= Anna Deinet =

German operatic soprano

Anna Deinet (also Anna von Possart and Anna Deinet-Possart) (22 February 1843 – 18 August 1919) was a German operatic soprano who had an active career during the latter half of the 19th century. She had a lengthy career at the Bavarian State Opera where she particularly excelled in coloratura soprano roles. She is best remembered today for portraying Brangäne in the world premiere of Richard Wagner's Tristan und Isolde in 1865 and Helmwige in the premiere of Wagner's Die Walküre in 1869.

==Biography==
Born in Frankfurt am Main, Deinet studied under Elise Seebach before making her professional opera debut at the opera house in Frankfurt as Gabriele in Conradin Kreutzer's Das Nachtlager in Granada in 1861. Later that year she became a principal artist at the Hessisches Staatstheater Wiesbaden where she had her first big successes during the 1861–1862 season. In 1862–1863 she sang at the Bremen Theater.

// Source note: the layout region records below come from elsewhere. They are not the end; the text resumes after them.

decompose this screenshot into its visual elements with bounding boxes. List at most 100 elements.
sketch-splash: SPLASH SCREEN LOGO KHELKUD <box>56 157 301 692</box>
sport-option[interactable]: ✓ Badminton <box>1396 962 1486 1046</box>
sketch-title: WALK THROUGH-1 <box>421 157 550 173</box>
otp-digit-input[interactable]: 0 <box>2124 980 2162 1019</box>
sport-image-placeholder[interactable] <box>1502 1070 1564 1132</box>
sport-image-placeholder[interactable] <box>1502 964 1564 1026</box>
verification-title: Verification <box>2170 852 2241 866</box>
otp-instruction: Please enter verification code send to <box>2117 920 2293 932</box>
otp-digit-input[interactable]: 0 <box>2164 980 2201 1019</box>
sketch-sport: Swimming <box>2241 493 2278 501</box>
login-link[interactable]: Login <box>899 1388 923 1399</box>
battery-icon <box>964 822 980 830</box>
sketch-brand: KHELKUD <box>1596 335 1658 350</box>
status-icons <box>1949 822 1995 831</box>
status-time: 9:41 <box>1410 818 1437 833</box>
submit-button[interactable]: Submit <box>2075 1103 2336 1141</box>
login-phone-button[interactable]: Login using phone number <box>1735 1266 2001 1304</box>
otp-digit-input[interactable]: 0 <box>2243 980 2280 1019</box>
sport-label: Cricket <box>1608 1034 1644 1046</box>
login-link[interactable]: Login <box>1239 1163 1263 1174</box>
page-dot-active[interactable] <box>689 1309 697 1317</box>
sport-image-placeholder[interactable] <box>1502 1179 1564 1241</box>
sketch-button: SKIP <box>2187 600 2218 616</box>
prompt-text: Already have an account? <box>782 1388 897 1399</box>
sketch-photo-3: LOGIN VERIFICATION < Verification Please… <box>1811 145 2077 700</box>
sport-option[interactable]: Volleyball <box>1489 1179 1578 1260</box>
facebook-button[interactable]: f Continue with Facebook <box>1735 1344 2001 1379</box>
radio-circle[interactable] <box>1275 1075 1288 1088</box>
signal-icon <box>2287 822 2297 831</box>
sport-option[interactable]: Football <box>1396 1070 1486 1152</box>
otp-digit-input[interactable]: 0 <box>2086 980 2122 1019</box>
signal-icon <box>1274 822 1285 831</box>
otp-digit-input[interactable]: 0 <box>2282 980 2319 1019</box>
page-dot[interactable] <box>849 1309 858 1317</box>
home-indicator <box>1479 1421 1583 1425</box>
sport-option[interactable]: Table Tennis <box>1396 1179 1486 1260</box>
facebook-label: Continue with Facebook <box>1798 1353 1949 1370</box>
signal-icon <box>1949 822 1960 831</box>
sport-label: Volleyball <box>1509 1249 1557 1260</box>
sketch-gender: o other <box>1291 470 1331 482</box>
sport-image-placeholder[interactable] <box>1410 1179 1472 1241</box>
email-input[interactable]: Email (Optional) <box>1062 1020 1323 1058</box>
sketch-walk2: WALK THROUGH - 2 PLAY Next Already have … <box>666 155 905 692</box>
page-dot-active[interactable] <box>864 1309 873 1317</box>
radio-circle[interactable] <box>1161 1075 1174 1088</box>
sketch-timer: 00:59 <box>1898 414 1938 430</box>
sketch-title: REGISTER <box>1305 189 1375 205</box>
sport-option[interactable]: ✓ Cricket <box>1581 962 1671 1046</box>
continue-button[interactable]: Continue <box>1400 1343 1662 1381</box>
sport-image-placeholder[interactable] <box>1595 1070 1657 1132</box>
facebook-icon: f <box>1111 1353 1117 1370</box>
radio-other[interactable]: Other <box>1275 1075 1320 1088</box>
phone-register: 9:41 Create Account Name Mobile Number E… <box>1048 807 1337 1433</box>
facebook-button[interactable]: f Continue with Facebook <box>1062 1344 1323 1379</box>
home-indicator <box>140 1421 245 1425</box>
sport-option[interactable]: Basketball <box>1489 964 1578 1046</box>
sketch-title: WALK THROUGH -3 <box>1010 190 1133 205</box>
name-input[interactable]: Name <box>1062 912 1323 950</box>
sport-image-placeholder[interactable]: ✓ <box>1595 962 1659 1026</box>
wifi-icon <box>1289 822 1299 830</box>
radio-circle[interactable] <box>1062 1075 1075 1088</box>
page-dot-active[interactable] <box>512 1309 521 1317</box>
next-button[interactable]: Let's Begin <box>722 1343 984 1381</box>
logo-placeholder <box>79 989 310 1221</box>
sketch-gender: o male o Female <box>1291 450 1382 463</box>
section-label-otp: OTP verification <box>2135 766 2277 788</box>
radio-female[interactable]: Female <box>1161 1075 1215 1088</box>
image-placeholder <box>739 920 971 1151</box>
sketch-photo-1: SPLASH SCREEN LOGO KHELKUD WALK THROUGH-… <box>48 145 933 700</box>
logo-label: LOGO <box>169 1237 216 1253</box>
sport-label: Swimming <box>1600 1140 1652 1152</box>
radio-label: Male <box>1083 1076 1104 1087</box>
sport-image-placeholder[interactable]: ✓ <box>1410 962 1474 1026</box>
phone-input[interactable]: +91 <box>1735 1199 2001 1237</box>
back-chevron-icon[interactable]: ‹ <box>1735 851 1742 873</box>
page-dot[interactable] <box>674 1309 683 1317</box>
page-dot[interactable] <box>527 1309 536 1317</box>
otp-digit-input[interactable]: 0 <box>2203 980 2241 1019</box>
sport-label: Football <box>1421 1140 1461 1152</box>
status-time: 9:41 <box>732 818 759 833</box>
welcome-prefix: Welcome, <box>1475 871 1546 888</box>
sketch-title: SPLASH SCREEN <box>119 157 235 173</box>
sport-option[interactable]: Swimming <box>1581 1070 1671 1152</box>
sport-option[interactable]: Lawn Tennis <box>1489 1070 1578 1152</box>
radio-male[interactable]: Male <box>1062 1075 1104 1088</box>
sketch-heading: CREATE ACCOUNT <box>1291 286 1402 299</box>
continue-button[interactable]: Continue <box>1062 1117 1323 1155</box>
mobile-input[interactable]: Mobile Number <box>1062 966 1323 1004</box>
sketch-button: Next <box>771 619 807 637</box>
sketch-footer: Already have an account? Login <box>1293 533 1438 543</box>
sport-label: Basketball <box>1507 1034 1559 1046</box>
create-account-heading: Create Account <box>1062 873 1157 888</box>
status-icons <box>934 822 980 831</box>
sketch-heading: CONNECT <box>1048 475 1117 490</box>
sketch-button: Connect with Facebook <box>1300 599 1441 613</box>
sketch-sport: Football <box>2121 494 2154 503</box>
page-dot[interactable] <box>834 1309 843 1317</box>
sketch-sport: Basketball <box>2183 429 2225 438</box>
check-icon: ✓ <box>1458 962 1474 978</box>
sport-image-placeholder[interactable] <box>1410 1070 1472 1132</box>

In 1863, Deinet was appointed to the Bavarian State Opera where she remained until her retirement from the stage fifteen years later. Her first assignments at the house were Isabella in Giacomo Meyerbeer's Robert le diable, the Queen of the Night in Wolfgang Amadeus Mozart's The Magic Flute, and Leonora in Giuseppe Verdi's Il trovatore. On 10 June 1865 she created the role of Brangäne in Wagner's Tristan und Isolde under the baton of Hans von Bülow. She also created the role of Helmwige (one of the Valkyries) in Richard Wagner's Die Walküre on 26 June 1869.

While performing in Munich, Deinet met actor Ernst von Possart (1841–1921) and began a romantic relationship with him in the mid-1860s. The couple were married in 1868, after which the soprano performed under the name Anna Deinet-Possart. Among the many roles she sang at the Bavarian State Opera were Konstanze in Mozart's Die Entführung aus dem Serail, Marie in Gaetano Donizetti's La fille du régiment, Susanna in Mozart's The Marriage of Figaro, Inez in Meyerbeer's L'Africaine, and Venus in Wagner's Tannhäuser. On 1 August 1878, she gave her final opera performance.

In 1875, Deinet's daughter Ernestine von Possart (1875–1946) was born. Her daughter was married to operatic tenor Robert Hutt and also had a highly successful career as an operatic soprano, using the stage name Ernesta Delsarta. In 1883, she divorced Von Possart, but the couple reconciled and were remarried in New York City 1888. From 1894–1905, her husband served as the director of the Bavarian State Opera. Deinet died in Munich at the age of 76.